Inspirado nas suffragettes inglesas, o PRF organizava passeatas, e além de pressionar o governo para garantir o direito ao voto feminino, questionava a situação de opressão vivenciada pelas mulheres na sociedade brasileira, incluindo as condições precárias de trabalho.

“O movimento dependeu muito da capacidade e da liderança das próprias mulheres. A capacidade de entender também a integração do direito ao trabalho, à educação. Foi uma luta e não apenas pelo voto, foi pela independência e pela autonomia das mulheres”, diz a socióloga.

A conquista do voto feminino em outros lugares do mundo fortaleceu o movimento sufragista no Brasil, que passou a ser liderado pelo Partido Republicano Feminino. A lei brasileira, à época, determinava que só um cidadão pleno tinha direito ao voto. Para romper com o cerco que impedia que as mulheres fossem consideradas cidadãs e, assim, pudessem votar, o movimento adotava diferentes estratégias de atuação.

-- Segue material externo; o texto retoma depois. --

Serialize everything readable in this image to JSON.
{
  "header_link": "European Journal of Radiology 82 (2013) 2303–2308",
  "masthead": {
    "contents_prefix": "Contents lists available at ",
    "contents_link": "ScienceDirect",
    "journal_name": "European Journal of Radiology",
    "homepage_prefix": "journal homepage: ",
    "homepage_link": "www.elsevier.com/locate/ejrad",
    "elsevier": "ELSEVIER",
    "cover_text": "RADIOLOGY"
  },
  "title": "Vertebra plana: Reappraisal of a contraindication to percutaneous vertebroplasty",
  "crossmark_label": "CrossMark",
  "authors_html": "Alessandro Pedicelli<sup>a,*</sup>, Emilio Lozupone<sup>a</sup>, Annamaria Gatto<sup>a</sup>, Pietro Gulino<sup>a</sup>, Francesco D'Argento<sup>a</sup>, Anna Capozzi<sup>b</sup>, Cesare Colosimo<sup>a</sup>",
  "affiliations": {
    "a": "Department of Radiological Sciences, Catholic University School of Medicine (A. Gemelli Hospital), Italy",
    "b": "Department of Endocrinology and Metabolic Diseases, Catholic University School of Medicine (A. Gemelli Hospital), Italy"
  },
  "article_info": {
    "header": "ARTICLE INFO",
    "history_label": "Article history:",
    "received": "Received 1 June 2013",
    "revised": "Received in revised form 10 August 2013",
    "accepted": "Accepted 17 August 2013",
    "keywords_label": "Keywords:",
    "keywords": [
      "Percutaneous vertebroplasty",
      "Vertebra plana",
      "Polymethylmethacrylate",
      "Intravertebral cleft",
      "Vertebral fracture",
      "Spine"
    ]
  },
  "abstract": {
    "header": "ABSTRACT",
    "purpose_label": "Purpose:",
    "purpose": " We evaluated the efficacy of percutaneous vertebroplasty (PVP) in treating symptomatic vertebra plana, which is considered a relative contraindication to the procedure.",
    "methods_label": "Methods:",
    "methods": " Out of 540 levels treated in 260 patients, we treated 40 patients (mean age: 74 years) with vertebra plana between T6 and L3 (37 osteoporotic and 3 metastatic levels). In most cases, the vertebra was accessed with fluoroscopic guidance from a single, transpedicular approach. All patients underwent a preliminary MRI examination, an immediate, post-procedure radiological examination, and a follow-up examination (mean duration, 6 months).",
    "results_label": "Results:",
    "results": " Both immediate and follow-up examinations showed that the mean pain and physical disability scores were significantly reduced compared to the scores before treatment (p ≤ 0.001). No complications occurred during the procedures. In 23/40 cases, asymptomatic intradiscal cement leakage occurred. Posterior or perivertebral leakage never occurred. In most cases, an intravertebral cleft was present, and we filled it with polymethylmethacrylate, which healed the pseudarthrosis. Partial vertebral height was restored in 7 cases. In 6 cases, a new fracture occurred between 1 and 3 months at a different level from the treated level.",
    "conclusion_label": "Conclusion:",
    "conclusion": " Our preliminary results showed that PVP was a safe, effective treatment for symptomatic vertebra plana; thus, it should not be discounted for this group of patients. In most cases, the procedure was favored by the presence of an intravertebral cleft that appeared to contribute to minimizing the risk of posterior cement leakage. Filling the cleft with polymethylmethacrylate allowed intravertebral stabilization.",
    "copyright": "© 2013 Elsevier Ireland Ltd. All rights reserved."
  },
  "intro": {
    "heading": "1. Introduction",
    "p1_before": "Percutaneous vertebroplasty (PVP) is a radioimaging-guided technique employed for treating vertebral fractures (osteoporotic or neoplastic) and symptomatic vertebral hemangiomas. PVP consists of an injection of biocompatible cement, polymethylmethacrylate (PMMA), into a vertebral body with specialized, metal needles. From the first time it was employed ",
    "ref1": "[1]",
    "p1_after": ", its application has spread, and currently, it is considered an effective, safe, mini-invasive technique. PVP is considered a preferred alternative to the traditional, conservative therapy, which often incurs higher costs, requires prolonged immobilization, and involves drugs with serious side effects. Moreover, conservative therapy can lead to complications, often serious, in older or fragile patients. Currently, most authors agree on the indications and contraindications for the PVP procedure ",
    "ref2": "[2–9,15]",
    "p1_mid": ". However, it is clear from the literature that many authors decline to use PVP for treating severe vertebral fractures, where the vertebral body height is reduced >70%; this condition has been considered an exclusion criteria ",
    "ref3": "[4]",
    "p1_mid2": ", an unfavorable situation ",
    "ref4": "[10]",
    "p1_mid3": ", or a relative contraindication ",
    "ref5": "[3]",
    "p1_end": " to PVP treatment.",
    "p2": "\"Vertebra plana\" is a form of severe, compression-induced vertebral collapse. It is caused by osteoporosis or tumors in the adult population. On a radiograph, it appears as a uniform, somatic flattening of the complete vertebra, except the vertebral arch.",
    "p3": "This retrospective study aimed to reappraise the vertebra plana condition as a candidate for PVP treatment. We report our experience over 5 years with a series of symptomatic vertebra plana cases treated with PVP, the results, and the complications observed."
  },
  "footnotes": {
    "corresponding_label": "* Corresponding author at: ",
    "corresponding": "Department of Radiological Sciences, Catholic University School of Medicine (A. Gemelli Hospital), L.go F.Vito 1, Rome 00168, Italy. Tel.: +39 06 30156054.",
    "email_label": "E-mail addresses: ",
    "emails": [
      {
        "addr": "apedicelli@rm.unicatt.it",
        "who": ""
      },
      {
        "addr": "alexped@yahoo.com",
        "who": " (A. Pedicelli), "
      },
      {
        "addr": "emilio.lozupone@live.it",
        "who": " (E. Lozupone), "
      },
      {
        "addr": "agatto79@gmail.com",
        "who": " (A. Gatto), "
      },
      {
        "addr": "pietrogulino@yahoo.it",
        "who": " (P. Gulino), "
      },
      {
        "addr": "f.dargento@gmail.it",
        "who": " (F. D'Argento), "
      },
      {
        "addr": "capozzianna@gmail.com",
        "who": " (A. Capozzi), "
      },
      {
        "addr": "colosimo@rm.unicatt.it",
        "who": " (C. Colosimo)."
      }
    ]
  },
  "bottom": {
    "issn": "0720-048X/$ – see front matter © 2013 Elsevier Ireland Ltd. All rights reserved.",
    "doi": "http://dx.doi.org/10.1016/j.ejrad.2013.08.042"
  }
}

Em mais uma tentativa, em 1919, Leolinda pleiteou uma candidatura à Intendência Municipal do Distrito Federal. O registro mais uma vez foi negado e a nova frustração afastou a ativista da vida política.

As primeiras eleitoras

Em 1921 o senador Justo Chermont (PA) apresenta o primeiro projeto de lei sobre o voto feminino, mas a proposta não foi convertida em legislação e nem sequer foi discutida pelos parlamentares, frustrando as expectativas do movimento sufragista, que se fortalecia cada vez mais já com a liderança de Bertha Lutz.

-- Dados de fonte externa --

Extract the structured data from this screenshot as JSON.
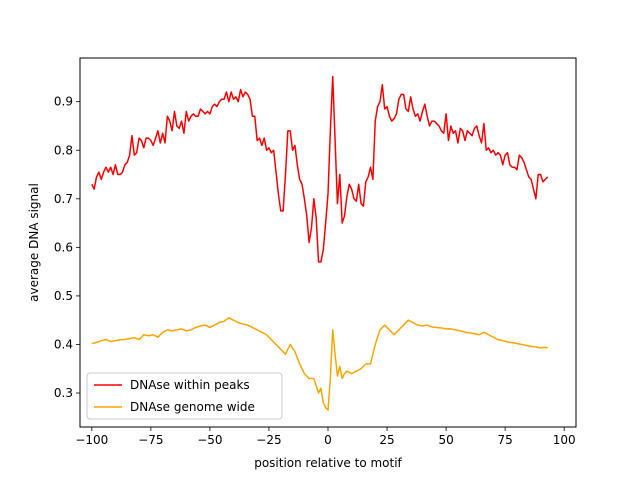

Nos anos seguintes, já à frente da Federação Brasileira pelo Progresso Feminino, Lutz inicia uma articulação política para pressionar governantes dos estados a criar espaços de discussão para debater os direitos das mulheres, inclusive o direito ao voto.

No Rio Grande do Norte, o candidato ao governo Juvenal Lamartine, por influência da FBPF, inclui na sua plataforma eleitoral a defesa do sufrágio feminino e, em 1927, aprova uma nova lei eleitoral que estabelece que não haveria distinção de gênero para exercício do voto.

Em 25 de novembro daquele ano a professora Celina Guimarães Vianna se torna a primeira eleitora do Brasil, após a Justiça local aceitar o seu alistamento. Depois da conquista, a professora de Mossoró (RN) envia um telegrama ao Senado Federal, com um apelo para que todas as suas compatriotas obtivessem o mesmo direito.

No ano seguinte, em Minas Gerais, outra mulher também fez história ao requerer na Justiça e garantir o direito de votar. A advogada feminista Maria Ernestina Carneiro Santiago Pereira, conhecida como Mietta Santiago, argumentou em seu pedido que a proibição do voto feminino contrariava o artigo 70 da Constituição de 1891, que considerava eleitores “os cidadãos maiores de 21 anos que se alistarem na forma da lei”.

Além de conseguir o direito de votar, Mietta também garantiu, de forma inédita, o direito de concorrer ao cargo de deputada federal. A história ganhou repercussão nacional e até poesia de Carlos Drummond de Andrade.

A MULHER ELEITORA

Mietta Santiago

loura poeta bacharel

Conquista, por sentença de Juiz,

direito de votar e ser votada

para vereador, deputado, senador,

e até Presidente da República,

Mulher votando?

Mulher, quem sabe, Chefe da Nação?

O escândalo abafa a Mantiqueira,

Faz tremerem os trilhos da Central

e acende no Bairro dos Funcionários,

melhor: na cidade inteira funcionária,

a suspeita de que Minas endoidece,

já endoideceu: o mundo acaba.

(Carlos Drummond de Andrade)

Mietta não foi eleita, mas a brecha aberta por sua candidatura foi utilizada por Alzira Soriano que pelo Partido Republicano do Rio de Grande do Norte concorreu à prefeitura da cidade de Lages (RN) e se tornou a primeira prefeita da América Latina, em 1928, 4 anos antes de o direito ao voto ser concedido às brasileiras, em 1932.

Apenas as mulheres com renda puderam votar a partir daquele ano. Em 1934, a lei tornou o voto obrigatório, mas ainda apenas para aquelas que exerciam função remunerada. Apenas em 1946, o direito ao voto estendeu a obrigatoriedade a todas as mulheres até hoje.